Question

Find the principal value of \(\cos^{-1}\left(-\frac{1}{\sqrt{2}}\right)\).

Hint:

Remember the principal value ranges for inverse trigonometric functions. For \(\cos^{-1}(x)\), it's \([0, \pi]\) (Quadrants I and II). For \(\sin^{-1}(x)\) and \(\tan^{-1}(x)\), it's \([-\frac{\pi}{2}, \frac{\pi}{2}]\) (Quadrants I and IV). This is crucial for finding the correct principal value.

Answer 1

Step 1: Understanding the Concept:
The principal value of an inverse trigonometric function, \(\cos^{-1}(x)\), is the unique angle \(\theta\) in the range \([0, \pi]\) such that \(\cos(\theta) = x\).
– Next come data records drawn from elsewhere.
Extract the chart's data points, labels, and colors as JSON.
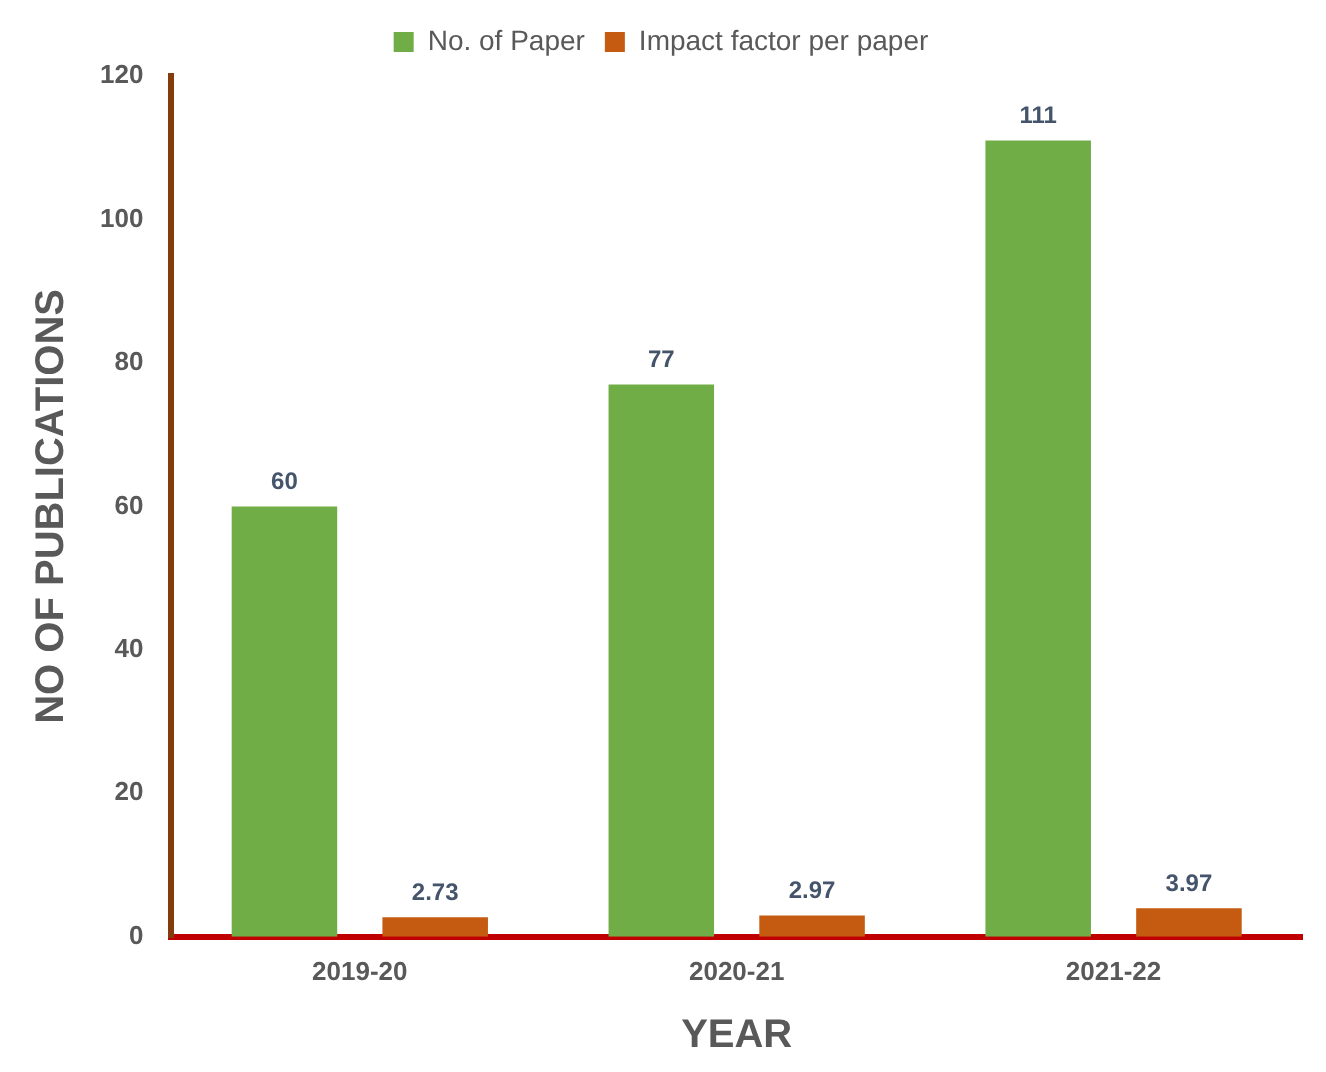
{
  "chart_data": {
    "type": "bar",
    "xlabel": "YEAR",
    "ylabel": "NO OF PUBLICATIONS",
    "categories": [
      "2019-20",
      "2020-21",
      "2021-22"
    ],
    "series": [
      {
        "name": "No. of Paper",
        "color": "#70ad47",
        "values": [
          60,
          77,
          111
        ]
      },
      {
        "name": "Impact factor per paper",
        "color": "#c55a11",
        "values": [
          2.73,
          2.97,
          3.97
        ]
      }
    ],
    "ylim": [
      0,
      120
    ],
    "yticks": [
      0,
      20,
      40,
      60,
      80,
      100,
      120
    ],
    "grid": false,
    "legend": "top",
    "data_labels": true
  }
}
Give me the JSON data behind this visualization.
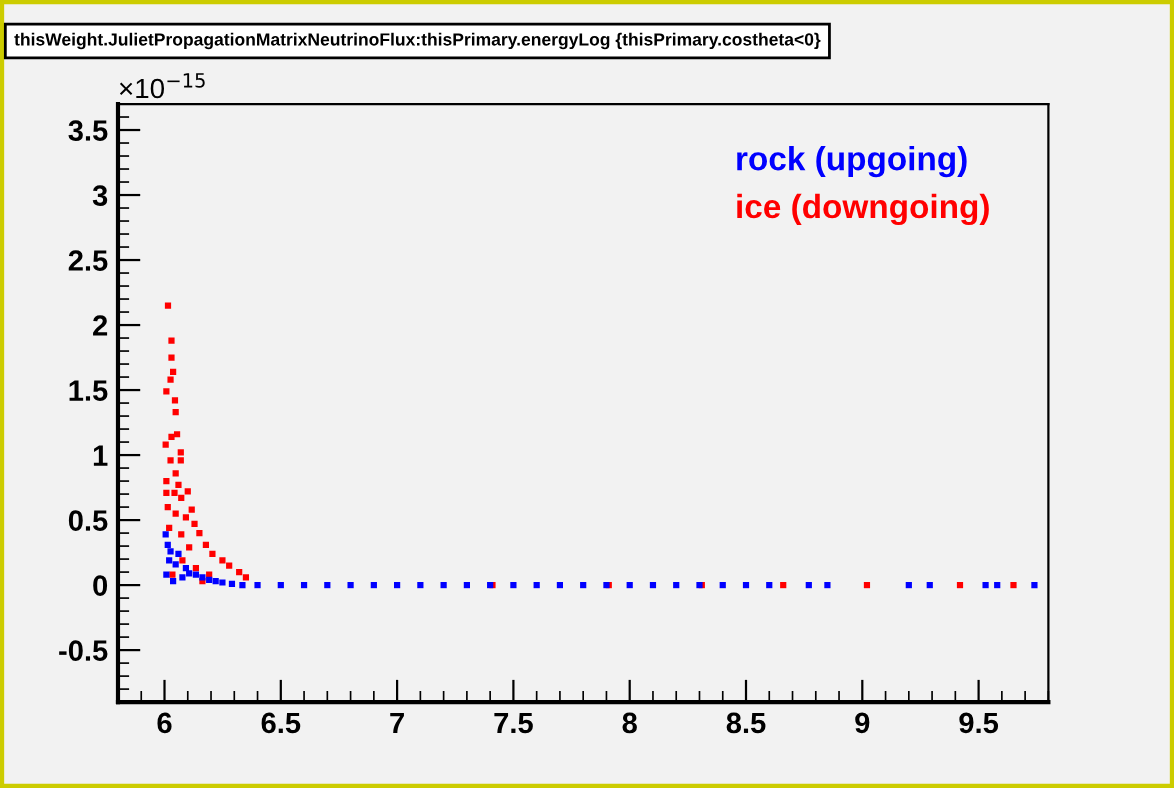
{
  "chart_data": {
    "type": "scatter",
    "title": "thisWeight.JulietPropagationMatrixNeutrinoFlux:thisPrimary.energyLog {thisPrimary.costheta<0}",
    "annotations": [
      "×10$^{−15}$"
    ],
    "xlim": [
      5.8,
      9.8
    ],
    "xticks": [
      6,
      6.5,
      7,
      7.5,
      8,
      8.5,
      9,
      9.5
    ],
    "ylim": [
      -0.9,
      3.7
    ],
    "yticks": [
      -0.5,
      0,
      0.5,
      1,
      1.5,
      2,
      2.5,
      3,
      3.5
    ],
    "grid": false,
    "legend": "top right",
    "marker": "square",
    "series": [
      {
        "name": "ice (downgoing)",
        "color": "#ff0000",
        "x": [
          6.015,
          6.03,
          6.03,
          6.037,
          6.026,
          6.008,
          6.045,
          6.048,
          6.054,
          6.03,
          6.005,
          6.07,
          6.026,
          6.07,
          6.048,
          6.008,
          6.06,
          6.008,
          6.043,
          6.072,
          6.1,
          6.014,
          6.117,
          6.048,
          6.092,
          6.129,
          6.02,
          6.15,
          6.072,
          6.178,
          6.106,
          6.206,
          6.249,
          6.278,
          6.321,
          6.35,
          6.135,
          6.192,
          6.077,
          6.163,
          6.034,
          7.41,
          7.91,
          8.31,
          8.66,
          9.02,
          9.42,
          9.65
        ],
        "values": [
          2.15,
          1.88,
          1.75,
          1.64,
          1.58,
          1.49,
          1.42,
          1.33,
          1.16,
          1.14,
          1.08,
          1.02,
          0.96,
          0.96,
          0.86,
          0.8,
          0.77,
          0.71,
          0.71,
          0.67,
          0.72,
          0.6,
          0.58,
          0.55,
          0.52,
          0.47,
          0.44,
          0.4,
          0.39,
          0.31,
          0.29,
          0.24,
          0.19,
          0.15,
          0.1,
          0.06,
          0.13,
          0.08,
          0.19,
          0.03,
          0.08,
          0,
          0,
          0,
          0,
          0,
          0,
          0
        ]
      },
      {
        "name": "rock (upgoing)",
        "color": "#0000ff",
        "x": [
          6.005,
          6.014,
          6.026,
          6.06,
          6.048,
          6.092,
          6.106,
          6.135,
          6.163,
          6.192,
          6.22,
          6.249,
          6.29,
          6.335,
          6.02,
          6.077,
          6.008,
          6.037,
          6.4,
          6.5,
          6.6,
          6.7,
          6.8,
          6.9,
          7.0,
          7.1,
          7.2,
          7.3,
          7.4,
          7.5,
          7.6,
          7.7,
          7.8,
          7.9,
          8.0,
          8.1,
          8.2,
          8.3,
          8.4,
          8.5,
          8.6,
          8.77,
          8.85,
          9.2,
          9.29,
          9.53,
          9.58,
          9.74
        ],
        "values": [
          0.39,
          0.31,
          0.26,
          0.24,
          0.16,
          0.13,
          0.09,
          0.08,
          0.06,
          0.04,
          0.03,
          0.02,
          0.01,
          0,
          0.19,
          0.06,
          0.08,
          0.03,
          0,
          0,
          0,
          0,
          0,
          0,
          0,
          0,
          0,
          0,
          0,
          0,
          0,
          0,
          0,
          0,
          0,
          0,
          0,
          0,
          0,
          0,
          0,
          0,
          0,
          0,
          0,
          0,
          0,
          0
        ]
      }
    ]
  }
}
For negative inputs, we use the identity \(\cos^{-1}(-x) = \pi - \cos^{-1}(x)\).
Step 2: Key Formula or Approach:
1. Use the identity: \(\cos^{-1}(-x) = \pi - \cos^{-1}(x)\).
2. Find the value of \(\cos^{-1}(x)\).
3. Substitute this value back into the identity to find the principal value.
Step 3: Detailed Explanation or Calculation:
We need to find the principal value of \(\cos^{-1}\left(-\frac{1}{\sqrt{2}}\right)\).
Using the identity, we have: \[ \cos^{-1}\left(-\frac{1}{\sqrt{2}}\right) = \pi - \cos^{-1}\left(\frac{1}{\sqrt{2}}\right) \] We know that the angle \(\theta\) in \([0, \pi]\) for which \(\cos(\theta) = \frac{1}{\sqrt{2}}\) is \(\frac{\pi}{4}\).
So, \(\cos^{-1}\left(\frac{1}{\sqrt{2}}\right) = \frac{\pi}{4}\).
Substituting this back: \[ \cos^{-1}\left(-\frac{1}{\sqrt{2}}\right) = \pi - \frac{\pi}{4} \] \[ = \frac{4\pi - \pi}{4} = \frac{3\pi}{4} \] The value \(\frac{3\pi}{4}\) lies in the principal value range of \(\cos^{-1}(x)\), which is \([0, \pi]\).
Step 4: Final Answer:
The principal value of \(\cos^{-1}\left(-\frac{1}{\sqrt{2}}\right)\) is \(\frac{3\pi}{4}\).